Bruno, con orgoglio, ci mostra anche alcuni dei libricini che la sua associazione aveva preparato per aiutare i detenuti e le loro famiglie a districarsi nei meandri delle complesse regole carcerarie. Questi piccoli manuali erano una risorsa fondamentale per comprendere cosa fosse permesso ricevere, usare o fare all’interno delle strutture penitenziarie. Inoltre, ci racconta di avere anche una serie di foto dei carceri dismessi della Sardegna, scattate da un fotografo professionista.

Come è nata l'associazione?

 “Ero già impegnato nel volontariato”, ci spiega, “e tutto è cominciato quando siamo passati in macchina davanti al carcere di Poggio Reale e abbiamo visto molta gente in fila.
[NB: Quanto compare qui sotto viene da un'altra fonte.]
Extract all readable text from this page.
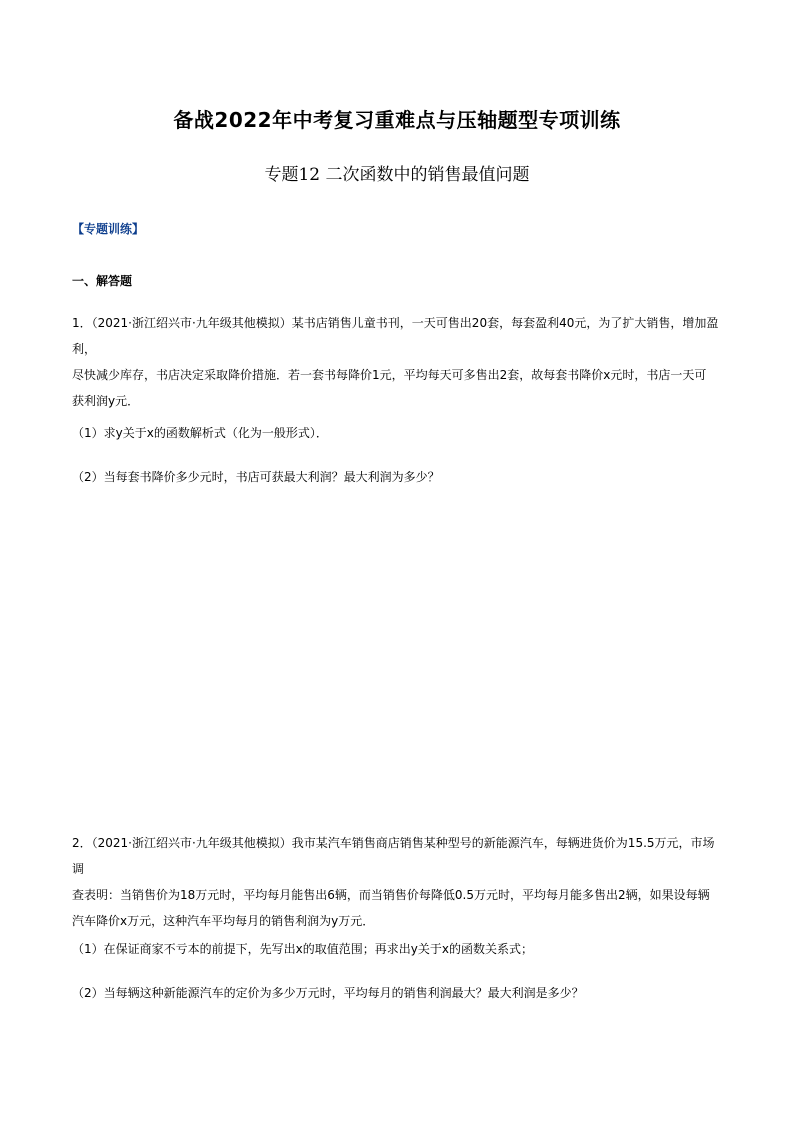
备战2022年中考复习重难点与压轴题型专项训练
专题12 二次函数中的销售最值问题
【专题训练】
一、解答题

1．（2021·浙江绍兴市·九年级其他模拟）某书店销售儿童书刊，一天可售出20套，每套盈利40元，为了扩大销售，增加盈利，

尽快减少库存，书店决定采取降价措施．若一套书每降价1元，平均每天可多售出2套，故每套书降价x元时，书店一天可

获利润y元．

（1）求y关于x的函数解析式（化为一般形式）．
（2）当每套书降价多少元时，书店可获最大利润？最大利润为多少？

2．（2021·浙江绍兴市·九年级其他模拟）我市某汽车销售商店销售某种型号的新能源汽车，每辆进货价为15.5万元，市场调

查表明：当销售价为18万元时，平均每月能售出6辆，而当销售价每降低0.5万元时，平均每月能多售出2辆，如果设每辆

汽车降价x万元，这种汽车平均每月的销售利润为y万元．

（1）在保证商家不亏本的前提下，先写出x的取值范围；再求出y关于x的函数关系式；
（2）当每辆这种新能源汽车的定价为多少万元时，平均每月的销售利润最大？最大利润是多少？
Poco dopo, a Cagliari, abbiamo notato una situazione simile davanti al carcere di Buoncammino.” La scoperta fu sconvolgente: persone che dovevano aspettare anche 15 - 18 ore in fila per poter visitare i propri cari. Molti arrivavano addirittura la sera precedente, con la borsa dell’acqua calda in mano nelle nottate più gelide, per poter prendere il ticket e aspettare che quel portone si aprisse la mattina successiva alle 08:00, per un colloquio con i propri cari.

È motivo di orgoglio per Bruno dire: “E siamo intervenuti noi. E nel giro di alcuni mesi l’attesa è scesa ad alcune ore e poi a 15 minuti.”

Ma come fecero? L’Associazione di Bruno, pur non avendo “inventato la ruota”, ha saputo fare qualcosa di semplice ma estremamente efficace: mettere in pratica il buon senso. A volte, infatti, basterebbe davvero poco per risolvere situazioni che appaiono insormontabili.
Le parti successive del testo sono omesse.